With the summer blockbuster season in full swing, it’s somehow comforting to remember that the Hollywood studios don’t have the market cornered on cringe-worthy action flicks with atrocious acting, preposterous dialogue and shoddy storytelling.
“Bangkok Revenge” provides the ultimate reminder that bad movies are universal. The bargain-basement Thai-French martial arts brawler boasts a few undeniably cool fight sequences, but it fails to come up with any real surprises, unless you count how stunningly silly and derivative it manages to get.
The story begins in 1990 in Bangkok, where masked men break into a family home and gun down the sleeping husband and wife in their bed. Their 10-year-old son, Manit (Ratthawish Saksirikoon), witnesses the murder and gets drawn on, too, but a misfire keeps the headshot from becoming fatal.
At the hospital, kindly nurse Chanticha (Aphiradi Phawaphutanon) realizes that the baddies are still targeting the comatose child and spirits him away.
Luckily, she happens to know a Muay Thai boxing master (Kowitch Wathana) who understands “the secret of plants,” and she presses him into caring for the child.
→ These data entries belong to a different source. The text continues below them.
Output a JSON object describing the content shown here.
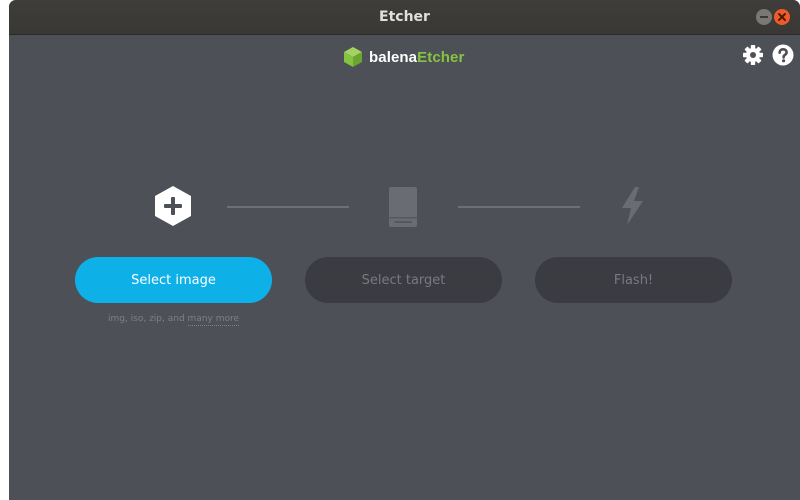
{
  "window": {
    "title": "Etcher"
  },
  "logo": {
    "part1": "balena",
    "part2": "Etcher",
    "accent_color": "#85c440"
  },
  "header_icons": [
    "gear-icon",
    "help-icon"
  ],
  "steps": [
    {
      "icon": "plus-hexagon-icon",
      "button_label": "Select image",
      "state": "active",
      "color": "#0db1e7"
    },
    {
      "icon": "drive-icon",
      "button_label": "Select target",
      "state": "disabled"
    },
    {
      "icon": "flash-icon",
      "button_label": "Flash!",
      "state": "disabled"
    }
  ],
  "hint": {
    "prefix": "img, iso, zip, and",
    "link": "many more"
  }
}
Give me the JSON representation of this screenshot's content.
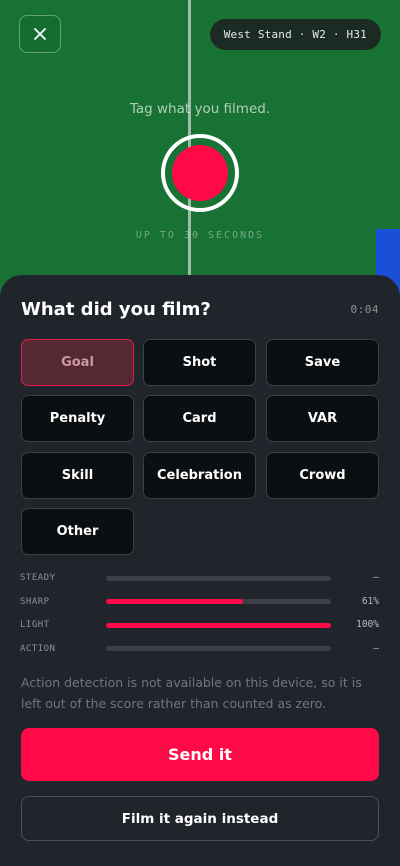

Master Adjan figures out that the bullet lodged in the boy’s skull has damaged his brain, preventing Manit from feeling any emotion.
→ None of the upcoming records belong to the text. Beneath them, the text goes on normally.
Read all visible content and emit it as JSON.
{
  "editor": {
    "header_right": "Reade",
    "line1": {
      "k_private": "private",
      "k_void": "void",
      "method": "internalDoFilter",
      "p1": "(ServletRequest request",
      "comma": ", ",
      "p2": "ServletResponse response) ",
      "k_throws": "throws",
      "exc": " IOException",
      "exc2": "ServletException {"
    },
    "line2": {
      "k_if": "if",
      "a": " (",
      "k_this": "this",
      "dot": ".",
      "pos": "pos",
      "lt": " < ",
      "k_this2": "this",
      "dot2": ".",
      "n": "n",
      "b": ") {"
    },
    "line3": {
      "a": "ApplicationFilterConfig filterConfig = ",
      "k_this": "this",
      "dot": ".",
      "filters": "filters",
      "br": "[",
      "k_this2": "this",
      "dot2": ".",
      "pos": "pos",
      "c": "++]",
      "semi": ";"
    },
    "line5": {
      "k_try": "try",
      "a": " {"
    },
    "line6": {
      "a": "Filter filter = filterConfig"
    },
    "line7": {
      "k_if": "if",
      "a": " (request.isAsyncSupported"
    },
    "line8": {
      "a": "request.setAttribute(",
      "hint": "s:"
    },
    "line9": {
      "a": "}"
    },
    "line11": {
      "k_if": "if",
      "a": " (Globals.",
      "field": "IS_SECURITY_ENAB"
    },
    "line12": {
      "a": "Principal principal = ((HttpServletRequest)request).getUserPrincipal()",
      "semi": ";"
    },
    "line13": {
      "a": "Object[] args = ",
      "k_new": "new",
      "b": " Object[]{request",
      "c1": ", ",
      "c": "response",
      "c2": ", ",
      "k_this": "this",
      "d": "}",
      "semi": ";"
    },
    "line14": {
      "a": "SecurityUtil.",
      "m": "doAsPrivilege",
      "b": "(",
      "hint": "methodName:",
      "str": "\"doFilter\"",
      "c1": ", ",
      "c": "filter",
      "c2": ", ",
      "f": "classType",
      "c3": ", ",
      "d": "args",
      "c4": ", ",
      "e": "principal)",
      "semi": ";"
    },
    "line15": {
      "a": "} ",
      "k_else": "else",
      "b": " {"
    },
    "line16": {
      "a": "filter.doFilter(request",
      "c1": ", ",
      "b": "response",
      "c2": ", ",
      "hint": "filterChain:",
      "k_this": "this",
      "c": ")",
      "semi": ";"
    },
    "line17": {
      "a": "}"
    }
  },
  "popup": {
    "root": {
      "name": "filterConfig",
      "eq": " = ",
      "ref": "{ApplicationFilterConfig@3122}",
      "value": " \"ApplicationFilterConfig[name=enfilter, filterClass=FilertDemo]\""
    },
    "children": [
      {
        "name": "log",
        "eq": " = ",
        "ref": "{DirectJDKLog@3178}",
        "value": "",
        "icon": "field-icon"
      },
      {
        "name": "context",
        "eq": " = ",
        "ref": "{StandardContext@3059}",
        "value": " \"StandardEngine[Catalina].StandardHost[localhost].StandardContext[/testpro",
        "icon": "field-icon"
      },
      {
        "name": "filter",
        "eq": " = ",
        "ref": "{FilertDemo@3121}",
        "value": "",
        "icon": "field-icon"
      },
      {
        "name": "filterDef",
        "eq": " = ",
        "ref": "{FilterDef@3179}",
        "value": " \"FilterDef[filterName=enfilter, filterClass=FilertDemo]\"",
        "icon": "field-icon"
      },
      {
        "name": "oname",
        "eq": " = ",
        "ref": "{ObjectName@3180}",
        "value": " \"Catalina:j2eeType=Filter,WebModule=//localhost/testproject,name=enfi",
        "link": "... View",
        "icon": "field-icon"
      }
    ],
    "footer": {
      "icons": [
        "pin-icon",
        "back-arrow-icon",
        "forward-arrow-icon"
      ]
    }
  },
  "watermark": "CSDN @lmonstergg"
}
That doesn’t stop the less-than-scrupulous master from relentlessly training the youngster in the martial arts until the grown-up Manit (Jon Foo) can break through any number of bamboo poles with a single punch, kick or elbow thrust. When the inexplicably aged Chanticha reveals on her deathbed that Manit’s father was a good cop killed by bad cops in cahoots with a trampy heroin-trafficking girl gang, the avenger is already the buff killing machine he needs to be to take them all down. Unfortunately, that doesn’t stop Manit, who inexplicably speaks British-accented English, from teaming up with Clara (Caroline Ducey), an irritating French journalist, and Simon (Michael Cohen), an alcoholic boxer who turns out to be a French ex-cop.
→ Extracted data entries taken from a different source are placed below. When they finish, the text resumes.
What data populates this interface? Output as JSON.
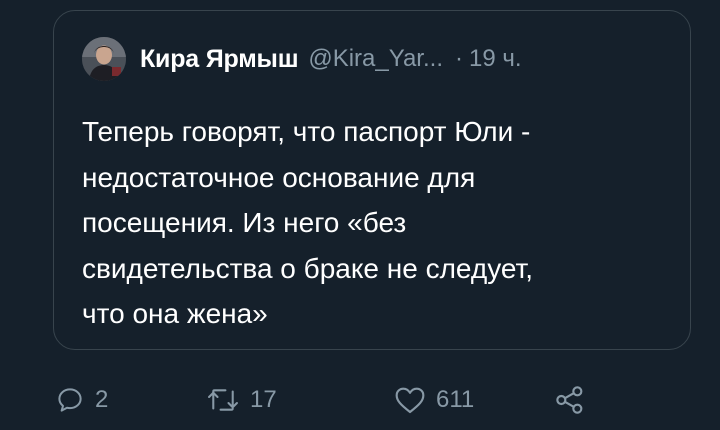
{
  "quoted_tweet": {
    "author_name": "Кира Ярмыш",
    "author_handle": "@Kira_Yar...",
    "separator": "·",
    "timestamp": "19 ч.",
    "text_lines": [
      "Теперь говорят, что паспорт Юли -",
      "недостаточное основание для",
      "посещения. Из него «без",
      "свидетельства о браке не следует,",
      "что она жена»"
    ]
  },
  "actions": {
    "reply": {
      "icon": "reply-icon",
      "count": "2"
    },
    "retweet": {
      "icon": "retweet-icon",
      "count": "17"
    },
    "like": {
      "icon": "heart-icon",
      "count": "611"
    },
    "share": {
      "icon": "share-icon"
    }
  },
  "colors": {
    "background": "#15202b",
    "border": "#38444d",
    "text_primary": "#ffffff",
    "text_secondary": "#8899a6"
  }
}
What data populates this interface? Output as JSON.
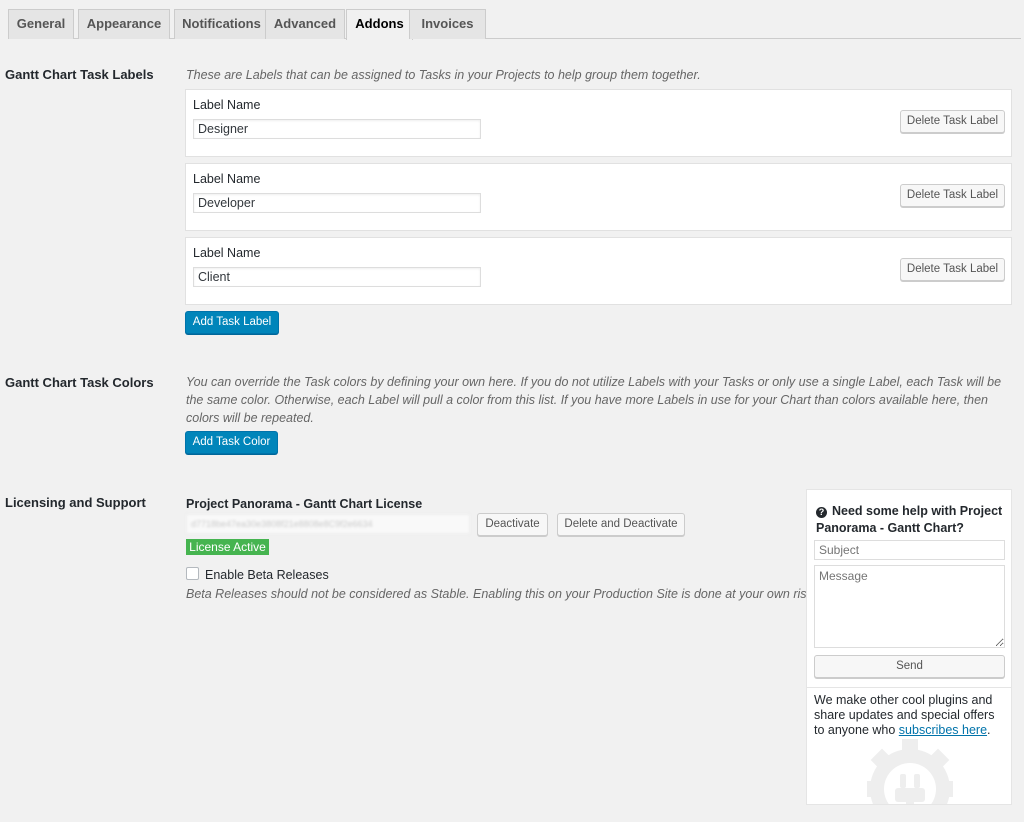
{
  "tabs": [
    {
      "label": "General",
      "active": false
    },
    {
      "label": "Appearance",
      "active": false
    },
    {
      "label": "Notifications",
      "active": false
    },
    {
      "label": "Advanced",
      "active": false
    },
    {
      "label": "Addons",
      "active": true
    },
    {
      "label": "Invoices",
      "active": false
    }
  ],
  "task_labels": {
    "title": "Gantt Chart Task Labels",
    "description": "These are Labels that can be assigned to Tasks in your Projects to help group them together.",
    "field_label": "Label Name",
    "delete_label": "Delete Task Label",
    "items": [
      {
        "value": "Designer"
      },
      {
        "value": "Developer"
      },
      {
        "value": "Client"
      }
    ],
    "add_label": "Add Task Label"
  },
  "task_colors": {
    "title": "Gantt Chart Task Colors",
    "description": "You can override the Task colors by defining your own here. If you do not utilize Labels with your Tasks or only use a single Label, each Task will be the same color. Otherwise, each Label will pull a color from this list. If you have more Labels in use for your Chart than colors available here, then colors will be repeated.",
    "add_label": "Add Task Color"
  },
  "licensing": {
    "title": "Licensing and Support",
    "license_title": "Project Panorama - Gantt Chart License",
    "license_key": "d7718be47ea30e3808f21e8808e8C9f2e6634",
    "deactivate_label": "Deactivate",
    "delete_deactivate_label": "Delete and Deactivate",
    "status": "License Active",
    "beta_label": "Enable Beta Releases",
    "beta_description": "Beta Releases should not be considered as Stable. Enabling this on your Production Site is done at your own risk."
  },
  "help": {
    "title": "Need some help with Project Panorama - Gantt Chart?",
    "subject_placeholder": "Subject",
    "message_placeholder": "Message",
    "send_label": "Send",
    "promo_before": "We make other cool plugins and share updates and special offers to anyone who ",
    "promo_link": "subscribes here",
    "promo_after": "."
  },
  "colors": {
    "primary": "#0085ba",
    "active_badge": "#46b450"
  },
  "icons": {
    "help": "question-circle-icon",
    "logo": "gear-plug-icon"
  }
}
With his martial arts and circus background, Foo boasts some impressive skills and deserves a better showcase. First-time writer-director Jean-Marc Mineo clearly comprehends that Foo’s talents are his movie’s lone asset, and he pits Manit against countless opponents in an array of fighting scenarios: inside a car, subway train, elevator and, of course, the girl gang’s sleazy lair.
“Bangkok Revenge” clocks in at less than 85 minutes, but that’s still too long for such a bad movie.